F.K. Les critiques étrangères reprochent souvent aux films japonais leur « maigreur sociale ». Pas seulement le cinéma d’ailleurs, la fiction au Japon est souvent critiquée pour son niveau enfantin. Le thème de la « réalisation de soi », ou « la recherche d’un sens à sa vie » suffit pour faire une œuvre, même si le personnage a déjà 30 ans. Ça, à l’étranger, c’est bon pour les films d’adolescents, et en toile de fond vous avez souvent la pauvreté, le racisme, ou l’immigration. La fiction japonaise s’attache trop aux questions d’identité intérieure, et néglige de définir les problèmes sociaux sous-jacents. Pourtant il n’y a pas de construction d’un moi véritable sans une prise d’indépendance par rapport au contexte, et moi, je veux faire des films fortement connectés au monde entier.

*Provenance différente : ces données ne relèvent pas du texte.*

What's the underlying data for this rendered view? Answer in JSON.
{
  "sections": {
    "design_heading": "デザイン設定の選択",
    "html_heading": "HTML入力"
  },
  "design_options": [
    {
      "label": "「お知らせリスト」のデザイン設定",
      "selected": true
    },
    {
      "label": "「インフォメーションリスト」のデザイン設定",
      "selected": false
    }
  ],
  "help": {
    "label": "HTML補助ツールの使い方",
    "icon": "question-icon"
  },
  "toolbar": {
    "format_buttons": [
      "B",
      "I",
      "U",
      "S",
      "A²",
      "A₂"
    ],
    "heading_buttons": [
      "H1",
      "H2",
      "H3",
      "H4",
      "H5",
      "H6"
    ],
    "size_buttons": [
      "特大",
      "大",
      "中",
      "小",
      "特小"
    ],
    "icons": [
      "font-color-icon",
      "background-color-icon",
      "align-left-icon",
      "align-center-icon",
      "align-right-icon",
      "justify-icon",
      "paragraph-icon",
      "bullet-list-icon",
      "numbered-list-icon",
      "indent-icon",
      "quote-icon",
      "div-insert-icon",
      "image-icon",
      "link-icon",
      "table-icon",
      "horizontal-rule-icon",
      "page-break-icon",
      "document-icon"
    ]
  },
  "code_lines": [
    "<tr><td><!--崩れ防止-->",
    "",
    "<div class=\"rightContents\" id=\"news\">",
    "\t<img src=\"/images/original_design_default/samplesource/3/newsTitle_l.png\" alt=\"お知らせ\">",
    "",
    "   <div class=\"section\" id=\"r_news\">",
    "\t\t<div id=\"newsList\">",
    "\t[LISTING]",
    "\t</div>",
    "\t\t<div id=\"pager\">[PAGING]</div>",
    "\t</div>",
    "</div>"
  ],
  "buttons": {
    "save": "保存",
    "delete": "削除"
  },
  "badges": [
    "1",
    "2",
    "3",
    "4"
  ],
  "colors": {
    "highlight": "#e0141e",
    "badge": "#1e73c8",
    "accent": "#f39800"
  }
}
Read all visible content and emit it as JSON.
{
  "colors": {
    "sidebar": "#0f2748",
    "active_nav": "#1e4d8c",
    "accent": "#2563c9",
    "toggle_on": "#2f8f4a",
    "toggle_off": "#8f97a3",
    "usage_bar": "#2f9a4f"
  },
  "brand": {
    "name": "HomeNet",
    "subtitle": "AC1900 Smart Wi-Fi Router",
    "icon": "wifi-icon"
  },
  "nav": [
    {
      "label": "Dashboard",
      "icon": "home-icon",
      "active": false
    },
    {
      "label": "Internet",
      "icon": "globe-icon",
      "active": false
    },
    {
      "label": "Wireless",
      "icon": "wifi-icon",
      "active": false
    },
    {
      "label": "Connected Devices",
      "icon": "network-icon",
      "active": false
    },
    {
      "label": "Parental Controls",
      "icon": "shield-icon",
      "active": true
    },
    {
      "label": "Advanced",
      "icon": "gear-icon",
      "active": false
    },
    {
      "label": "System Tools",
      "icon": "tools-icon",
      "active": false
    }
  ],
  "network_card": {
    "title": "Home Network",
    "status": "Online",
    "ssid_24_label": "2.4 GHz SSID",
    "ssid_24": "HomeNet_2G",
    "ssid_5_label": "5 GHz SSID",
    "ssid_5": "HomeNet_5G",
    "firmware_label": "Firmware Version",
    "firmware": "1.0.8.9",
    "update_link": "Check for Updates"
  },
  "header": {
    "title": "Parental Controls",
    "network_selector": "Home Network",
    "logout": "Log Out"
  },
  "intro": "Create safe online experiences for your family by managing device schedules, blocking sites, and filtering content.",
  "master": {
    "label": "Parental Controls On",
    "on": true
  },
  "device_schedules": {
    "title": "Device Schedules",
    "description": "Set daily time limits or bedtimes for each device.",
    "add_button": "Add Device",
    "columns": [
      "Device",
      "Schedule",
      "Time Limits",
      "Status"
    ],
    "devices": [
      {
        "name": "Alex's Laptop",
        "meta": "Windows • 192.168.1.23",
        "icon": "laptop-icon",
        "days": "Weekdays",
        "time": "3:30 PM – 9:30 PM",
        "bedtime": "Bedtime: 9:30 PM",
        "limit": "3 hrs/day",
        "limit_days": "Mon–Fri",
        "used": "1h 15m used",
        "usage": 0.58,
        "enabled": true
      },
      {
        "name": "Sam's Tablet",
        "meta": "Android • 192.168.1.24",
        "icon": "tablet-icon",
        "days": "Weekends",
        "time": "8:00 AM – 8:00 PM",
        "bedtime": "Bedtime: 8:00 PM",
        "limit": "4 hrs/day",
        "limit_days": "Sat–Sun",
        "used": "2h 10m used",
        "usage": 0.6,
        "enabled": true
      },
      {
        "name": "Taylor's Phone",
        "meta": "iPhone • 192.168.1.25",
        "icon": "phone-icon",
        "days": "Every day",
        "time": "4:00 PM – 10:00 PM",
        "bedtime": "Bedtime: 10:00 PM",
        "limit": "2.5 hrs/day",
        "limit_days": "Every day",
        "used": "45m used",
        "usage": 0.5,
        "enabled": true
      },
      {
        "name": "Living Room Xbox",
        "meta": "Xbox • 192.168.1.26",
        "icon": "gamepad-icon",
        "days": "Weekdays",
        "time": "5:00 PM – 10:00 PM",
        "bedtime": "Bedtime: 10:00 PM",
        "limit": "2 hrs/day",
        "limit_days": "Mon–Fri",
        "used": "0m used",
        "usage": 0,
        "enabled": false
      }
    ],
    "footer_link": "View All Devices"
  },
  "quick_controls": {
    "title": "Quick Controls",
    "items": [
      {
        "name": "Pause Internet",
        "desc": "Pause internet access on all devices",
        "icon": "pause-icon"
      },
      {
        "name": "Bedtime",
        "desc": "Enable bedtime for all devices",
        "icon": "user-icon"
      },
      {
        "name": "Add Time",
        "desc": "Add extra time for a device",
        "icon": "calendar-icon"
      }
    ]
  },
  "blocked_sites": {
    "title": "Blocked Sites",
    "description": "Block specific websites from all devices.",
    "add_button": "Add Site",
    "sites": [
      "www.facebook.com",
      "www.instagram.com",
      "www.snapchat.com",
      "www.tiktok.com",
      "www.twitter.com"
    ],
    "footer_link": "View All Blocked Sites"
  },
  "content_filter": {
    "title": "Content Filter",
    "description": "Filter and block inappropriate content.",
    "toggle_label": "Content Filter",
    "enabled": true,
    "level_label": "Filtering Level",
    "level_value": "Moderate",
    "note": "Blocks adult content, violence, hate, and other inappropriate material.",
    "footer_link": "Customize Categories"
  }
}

—— Pour cette histoire, notre héroïne Ichiko est attaquée par les médias, car injustement considérée comme coupable.
F.K. Je suis né dans les années 80, j’ai assisté en temps réel aux grandes affaires criminelles de l’époque, comme les tueurs Miyazaki Tsutomu et Sakakibara Seito ou l’attentat de la secte Aum. À chaque fois les familles des coupables et leurs proches sont devenus la cible des médias. Certes, les médias n’ont diffusé que des informations correctes, mais cela a causé de graves dégâts à ces personnes comme chez les victimes. J’ai eu envie de traiter cela, non pas à la façon d’un pamphlet social, mais comme un motif en toile de fond.
—— Un aveu quelconque d’une personne proche vous expose brutalement au regard de la société, c’est une expérience devenue courante dans le monde d’aujourd’hui. D’où vous est venue une telle idée ?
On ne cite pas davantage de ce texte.